Item ID Catalogue Name Catalogue Year All Year
A Spring 2012 2012, 2016, 2017
A Spring 2016 2012, 2016, 2017
A Spring 2017 2012, 2016, 2017
B Fall 2014 2014, 2014, 2016
B Fall 2014 2014, 2014, 2016
B Fall 2016 2014, 2014, 2016

Notice that for Item ID B, the result is 2014, 2014, 2017 and not 2014, 2017.  So the TEXTJOIN() function does not work.

I have solved this problem using Power Query (Get and Transform in Excel 2016).  You may download my solution workbook from here.

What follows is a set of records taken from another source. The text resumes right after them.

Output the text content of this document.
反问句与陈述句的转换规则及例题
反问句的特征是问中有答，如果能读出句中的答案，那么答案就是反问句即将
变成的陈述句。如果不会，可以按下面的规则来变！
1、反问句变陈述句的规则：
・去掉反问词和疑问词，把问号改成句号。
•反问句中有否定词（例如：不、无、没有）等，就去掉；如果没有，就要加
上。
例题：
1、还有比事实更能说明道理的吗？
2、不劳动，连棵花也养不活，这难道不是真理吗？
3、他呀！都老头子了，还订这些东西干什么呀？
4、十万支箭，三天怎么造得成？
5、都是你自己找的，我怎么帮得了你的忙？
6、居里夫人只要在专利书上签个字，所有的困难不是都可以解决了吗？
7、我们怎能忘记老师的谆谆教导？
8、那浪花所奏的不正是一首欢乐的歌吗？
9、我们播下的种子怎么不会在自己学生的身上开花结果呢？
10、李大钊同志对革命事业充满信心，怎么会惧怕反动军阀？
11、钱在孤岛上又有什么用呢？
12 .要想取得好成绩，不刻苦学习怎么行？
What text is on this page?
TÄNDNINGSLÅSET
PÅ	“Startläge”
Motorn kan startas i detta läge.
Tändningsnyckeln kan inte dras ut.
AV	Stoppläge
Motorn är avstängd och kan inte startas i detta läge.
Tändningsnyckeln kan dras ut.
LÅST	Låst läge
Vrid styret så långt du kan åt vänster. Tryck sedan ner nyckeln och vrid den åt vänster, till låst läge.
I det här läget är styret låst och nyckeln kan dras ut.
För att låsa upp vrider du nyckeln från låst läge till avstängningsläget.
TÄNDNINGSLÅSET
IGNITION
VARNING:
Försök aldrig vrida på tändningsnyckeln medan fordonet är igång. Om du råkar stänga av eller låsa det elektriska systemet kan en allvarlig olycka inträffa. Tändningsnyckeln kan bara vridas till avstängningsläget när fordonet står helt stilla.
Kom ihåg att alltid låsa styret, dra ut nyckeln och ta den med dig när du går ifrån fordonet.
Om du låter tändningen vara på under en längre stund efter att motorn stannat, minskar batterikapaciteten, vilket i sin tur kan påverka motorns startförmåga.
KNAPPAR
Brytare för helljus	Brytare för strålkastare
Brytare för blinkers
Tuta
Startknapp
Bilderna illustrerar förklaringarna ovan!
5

Prepare an invigilation schedule for each teacher by different time periods

{5 Comments}

Imagine a multi column exam invigilation schedule with the following information

  1. S. No.
  2. Name of staff
  3. Designation of staff member
  4. Two columns for each day on which there is an exam - one for Morning and another for Afternoon
  5. A * under each column if that particular staff member has to be an invigilator during that time period
S. No. Name of staff Designation 09/11/2017-Morning 09/11/2017-Afternoon 10/11/2017-Morning 10/11/2017-Afternoon
1 Tom Lecturer * * *
2 Sam Lecturer * *

This dataset stretches into many more columns.  So if the exams last for 15 days, there will be 30 columns.  The objective is to condense the column expanding dataset into a 5 column one - S. No., Name of Staff, Designation, Morning and Evening.  Under the Morning and Evening columns, the different dates have to be separated by commas in that one single cell.  The expected result is:

Name of staff S. No. Designation Morning Afternoon
Tom 1 Lecturer 09/11/2017, 10/11/2017, 11/11/2017, 13/11/2017, 14/11/2017, 16/11/2017, 17/11/2017 10/11/2017, 13/11/2017, 14/11/2017, 15/11/2017, 16/11/2017, 17/11/2017
Sam 2 Lecturer 09/11/2017, 13/11/2017, 15/11/2017, 16/11/2017 09/11/2017

I can think of 3 ways to solve this problem. Here's a brief about each of those methods:

  1. Using Power Query and Excel's functions - Using Power Query, one can first unpivot the data and then use the TEXTJOIN() function.  This would be an array formula.
  2. Using Power Query only - Using Power Query, one can first unpivot the data and then modify the code to concatenate all dates in a single cell for that invigilator.  One can then Pivot the data in Power Query itself
  3. Using Power Query and PowerPivot - Using Power Query, one can first unpivot the data and then use the CONCATENATEX() function of the PowerPivot.

As you can observe, the common thread in all solutions is that one has to first unpivot the dataset.

You may refer to all my 3 solutions in this workbook.